Os visitantes e os doentes percebem na pele
os procedimentos do trabalho, enquanto os profissionais, já
imunizados à maioria das circunstâncias adversas e corriqueiras,
procuram fazer seu trabalho alheios a estas manifestações, desta
novela final que é um indivíduo no seu extremo mais íntimo.

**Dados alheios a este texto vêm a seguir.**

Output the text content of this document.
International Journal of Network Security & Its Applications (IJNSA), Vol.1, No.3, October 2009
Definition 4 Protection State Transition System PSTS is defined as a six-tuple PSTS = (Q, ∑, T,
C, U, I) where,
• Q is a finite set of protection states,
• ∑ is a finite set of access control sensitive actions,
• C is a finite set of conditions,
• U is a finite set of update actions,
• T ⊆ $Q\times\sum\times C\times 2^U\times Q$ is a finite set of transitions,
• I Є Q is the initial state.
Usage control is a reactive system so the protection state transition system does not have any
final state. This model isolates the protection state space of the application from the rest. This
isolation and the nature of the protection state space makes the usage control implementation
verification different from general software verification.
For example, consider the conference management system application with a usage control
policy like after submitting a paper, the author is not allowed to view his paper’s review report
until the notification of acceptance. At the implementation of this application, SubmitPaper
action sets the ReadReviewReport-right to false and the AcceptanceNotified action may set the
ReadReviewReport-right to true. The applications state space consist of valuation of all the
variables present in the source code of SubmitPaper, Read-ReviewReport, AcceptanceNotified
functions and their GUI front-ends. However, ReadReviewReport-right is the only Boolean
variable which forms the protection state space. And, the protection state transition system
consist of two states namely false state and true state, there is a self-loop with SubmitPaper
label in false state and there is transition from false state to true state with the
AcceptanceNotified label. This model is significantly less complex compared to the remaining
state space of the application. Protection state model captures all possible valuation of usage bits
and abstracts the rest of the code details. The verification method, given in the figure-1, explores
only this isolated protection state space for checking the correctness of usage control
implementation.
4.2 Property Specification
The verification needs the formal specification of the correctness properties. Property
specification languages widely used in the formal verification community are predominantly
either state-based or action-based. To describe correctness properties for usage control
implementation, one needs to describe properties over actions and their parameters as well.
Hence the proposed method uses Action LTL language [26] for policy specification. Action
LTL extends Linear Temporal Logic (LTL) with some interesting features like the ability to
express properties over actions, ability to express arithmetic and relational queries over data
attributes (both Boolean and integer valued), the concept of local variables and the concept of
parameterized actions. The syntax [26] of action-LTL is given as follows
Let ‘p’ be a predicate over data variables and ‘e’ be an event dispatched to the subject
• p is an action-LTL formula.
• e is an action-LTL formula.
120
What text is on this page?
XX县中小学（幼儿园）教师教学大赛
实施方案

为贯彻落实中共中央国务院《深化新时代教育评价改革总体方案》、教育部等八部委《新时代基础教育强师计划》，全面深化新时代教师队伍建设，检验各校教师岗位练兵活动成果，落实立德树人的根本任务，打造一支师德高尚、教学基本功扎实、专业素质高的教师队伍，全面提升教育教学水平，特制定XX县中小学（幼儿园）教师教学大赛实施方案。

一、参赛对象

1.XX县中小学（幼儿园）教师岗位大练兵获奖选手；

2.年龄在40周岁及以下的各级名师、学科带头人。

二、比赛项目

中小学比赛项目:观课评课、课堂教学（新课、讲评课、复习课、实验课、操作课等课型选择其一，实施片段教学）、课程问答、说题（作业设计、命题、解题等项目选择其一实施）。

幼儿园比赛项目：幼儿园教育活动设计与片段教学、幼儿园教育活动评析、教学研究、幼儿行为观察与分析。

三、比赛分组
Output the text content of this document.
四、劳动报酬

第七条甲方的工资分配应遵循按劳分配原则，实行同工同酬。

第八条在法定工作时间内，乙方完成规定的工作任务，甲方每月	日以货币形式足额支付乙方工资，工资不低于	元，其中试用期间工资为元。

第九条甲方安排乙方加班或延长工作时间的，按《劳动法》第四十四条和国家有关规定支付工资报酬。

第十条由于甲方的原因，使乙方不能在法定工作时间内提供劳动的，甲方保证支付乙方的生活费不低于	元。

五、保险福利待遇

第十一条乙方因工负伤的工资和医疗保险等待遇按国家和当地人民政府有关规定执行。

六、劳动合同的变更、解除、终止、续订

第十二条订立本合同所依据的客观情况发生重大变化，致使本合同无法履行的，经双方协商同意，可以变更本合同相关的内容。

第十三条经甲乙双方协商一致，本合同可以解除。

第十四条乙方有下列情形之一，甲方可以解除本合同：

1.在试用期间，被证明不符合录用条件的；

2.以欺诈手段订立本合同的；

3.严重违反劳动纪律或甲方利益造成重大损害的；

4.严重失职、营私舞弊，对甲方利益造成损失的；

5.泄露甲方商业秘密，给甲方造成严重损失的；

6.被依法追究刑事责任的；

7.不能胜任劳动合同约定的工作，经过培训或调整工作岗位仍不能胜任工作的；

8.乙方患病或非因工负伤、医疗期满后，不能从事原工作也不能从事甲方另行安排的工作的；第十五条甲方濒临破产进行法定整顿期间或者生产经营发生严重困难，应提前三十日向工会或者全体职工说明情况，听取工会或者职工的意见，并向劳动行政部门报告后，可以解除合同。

Não há intimidade, mas. Paradoxalmente, quando o homem se encosta
ali, para ficar ali, na antessala do seu lote final, quando aquilo
que é e foi se dilui e se transforma, subitamente na consciência,
no que está a ponto de se tornar ou poder ser, é quando menos tem a
possibilidade de manter-se firme na sua intimidade, ou seja a sua
capacidade de se expressar dentro do âmbito pessoal da existência,
num cenário que não permite dispor da própria liberdade para se
tornar mera ferramenta de um sistema superior, que o cataloga e o
enclausura. '' - qual é seu problema sr. Cidão?
'' ''não dá para cochichar?”
''não'!' ''me doí o cu”.
Quando
os ilustrados procuravam, faz trezentos anos, os mecanismos que
poderiam organizar as multidões, o faziam porque cada sujeito fosse
capaz de se desenvolver na sua particularidade, procuravam também
uma via de liberdade. Mas a aplicação das teorias racionalizadoras
deu na escravização do ser, sob umas normas gerais que pouco a
pouco se confundem com sua razão primeira. Os hospitais públicos
com seus horários impossíveis, a aglomeração de carne nos seus
quartos, nem tão brancos nem tão azuis, a exploração dos trabalhadores, o esquecimento da
essência humana, a novelesca indiscrição, traz de volta o latim à
missa, um passo atrás nas conjeturas mais humanas.
Tirar
de alguém seu direito a solidão é causar uma dor ignota à dor
física concreta. Porque sem liberdade, não nos sentimos dignos de
nada, nem tão só de nós mesmos.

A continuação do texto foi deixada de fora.